Au sortir d'un nouveau Tournoi des VI nations médiocre, le staff du XV de France, avec Philippe Saint-André en tant que sélectionneur, aura beaucoup à faire peu de mois avant la Coupe du monde. Et ça urge!
Il va falloir s'y habituer à force. L'équipe de France de rugby reste dans l'inconstance chronique, capable du meilleur (très rarement), comme du pire (très souvent). Malgré une prestation enthousiasmante au niveau du jeu proposé par les bleus, samedi 21 mars en Angleterre, ils restent englués dans la spirale de la défaite, mais de manière très amère cette fois. Ce match n'efface pas néanmoins, l'impression de vide sidéral qui habite le XV de France et son sélectionneur, Philippe Saint-André, dont le bilan est catastrophique depuis son intronisation en 2012. Et il va devoir régler un chantier de manière express, d'autant plus que les premières pierres sont loin d'être solides.

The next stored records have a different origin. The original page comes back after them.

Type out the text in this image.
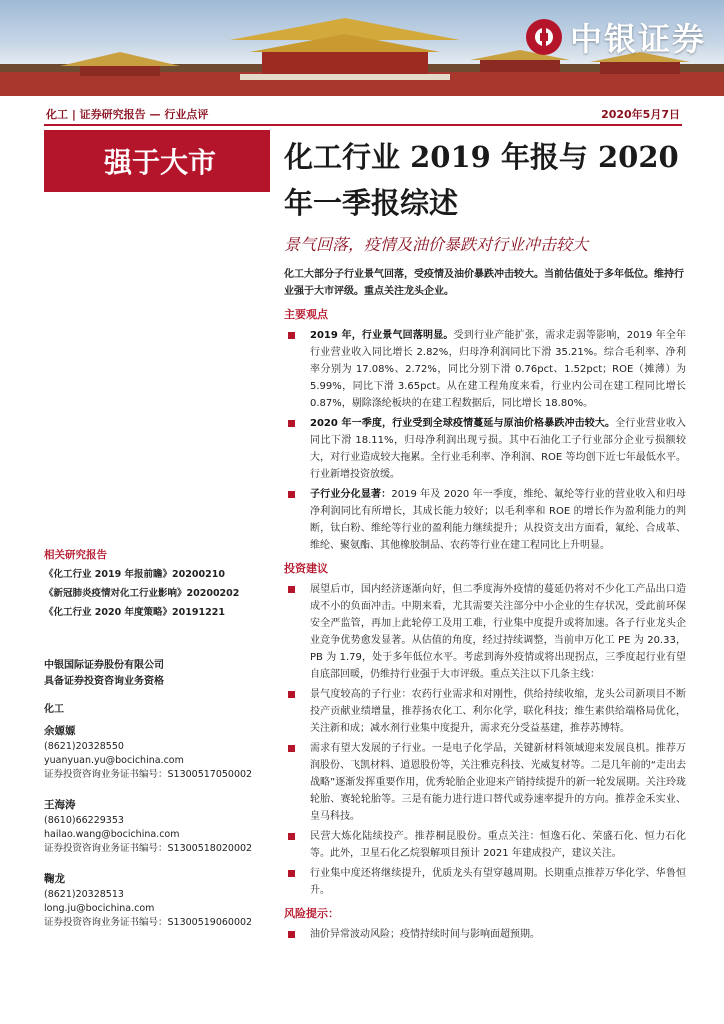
中银证券
化工 | 证券研究报告 — 行业点评	2020年5月7日
强于大市 化工行业 2019 年报与 2020 年一季报综述
景气回落，疫情及油价暴跌对行业冲击较大
化工大部分子行业景气回落，受疫情及油价暴跌冲击较大。当前估值处于多年低位。维持行业强于大市评级。重点关注龙头企业。
主要观点
2019 年，行业景气回落明显。受到行业产能扩张，需求走弱等影响，2019 年全年行业营业收入同比增长 2.82%，归母净利润同比下滑 35.21%。综合毛利率、净利率分别为 17.08%、2.72%，同比分别下滑 0.76pct、1.52pct；ROE（摊薄）为 5.99%，同比下滑 3.65pct。从在建工程角度来看，行业内公司在建工程同比增长 0.87%，剔除涤纶板块的在建工程数据后，同比增长 18.80%。
2020 年一季度，行业受到全球疫情蔓延与原油价格暴跌冲击较大。全行业营业收入同比下滑 18.11%，归母净利润出现亏损。其中石油化工子行业部分企业亏损额较大，对行业造成较大拖累。全行业毛利率、净利润、ROE 等均创下近七年最低水平。行业新增投资放缓。
子行业分化显著：2019 年及 2020 年一季度，维纶、氟纶等行业的营业收入和归母净利润同比有所增长，其成长能力较好；以毛利率和 ROE 的增长作为盈利能力的判断，钛白粉、维纶等行业的盈利能力继续提升；从投资支出方面看，氟纶、合成革、维纶、聚氨酯、其他橡胶制品、农药等行业在建工程同比上升明显。
投资建议
展望后市，国内经济逐渐向好，但二季度海外疫情的蔓延仍将对不少化工产品出口造成不小的负面冲击。中期来看，尤其需要关注部分中小企业的生存状况，受此前环保安全严监管，再加上此轮停工及用工难，行业集中度提升或将加速。各子行业龙头企业竞争优势愈发显著。从估值的角度，经过持续调整，当前申万化工 PE 为 20.33，PB 为 1.79，处于多年低位水平。考虑到海外疫情或将出现拐点，三季度起行业有望自底部回暖，仍维持行业强于大市评级。重点关注以下几条主线：
景气度较高的子行业：农药行业需求和对刚性，供给持续收缩，龙头公司新项目不断投产贡献业绩增量，推荐扬农化工、利尔化学，联化科技；维生素供给端格局优化，关注新和成；减水剂行业集中度提升，需求充分受益基建，推荐苏博特。
需求有望大发展的子行业。一是电子化学品，关键新材料领域迎来发展良机。推荐万润股份、飞凯材料、道恩股份等，关注雅克科技、光威复材等。二是几年前的“走出去战略”逐渐发挥重要作用，优秀轮胎企业迎来产销持续提升的新一轮发展期。关注玲珑轮胎、赛轮轮胎等。三是有能力进行进口替代或券速率提升的方向。推荐金禾实业、皇马科技。
民营大炼化陆续投产。推荐桐昆股份。重点关注：恒逸石化、荣盛石化、恒力石化等。此外，卫星石化乙烷裂解项目预计 2021 年建成投产，建议关注。
行业集中度还将继续提升，优质龙头有望穿越周期。长期重点推荐万华化学、华鲁恒升。
风险提示：
油价异常波动风险；疫情持续时间与影响面超预期。
相关研究报告
《化工行业 2019 年报前瞻》20200210
《新冠肺炎疫情对化工行业影响》20200202
《化工行业 2020 年度策略》20191221
中银国际证券股份有限公司
具备证券投资咨询业务资格
化工
余嫄嫄
(8621)20328550
yuanyuan.yu@bocichina.com
证券投资咨询业务证书编号：S1300517050002
王海涛
(8610)66229353
hailao.wang@bocichina.com
证券投资咨询业务证书编号：S1300518020002
鞠龙
(8621)20328513
long.ju@bocichina.com
证券投资咨询业务证书编号：S1300519060002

Recherche buteur désespérément
Le premier grand souci des bleus, c'est les tirs au but (pénalités, transformations). Les Français affichent l'un des plus faibles taux de réussite au pied (63,6%) durant le Tournoi, ce qui en fait une des grandes nations du rugby les plus faibles dans ce secteur. Or, l'importance du tir au but est telle que le XV de France ne pourrait rivaliser avec les Anglais, les Irlandais, les Néo-zélandais, les Australiens ou les Sud-africains durant un match. Et c'est pas faute d'avoir essayé plusieurs tireurs de la part de PSA durant son mandat (Frédéric Michalak, Morgan Parra, Jean-Marc Doussain, Maxime Machenaud, Rory Kockott, Camille Lopez, Jules Plisson, etc.). Mais tous ont failli, à un moment donné dans un match, qui fait que ça change en permanence. Aucune stabilité.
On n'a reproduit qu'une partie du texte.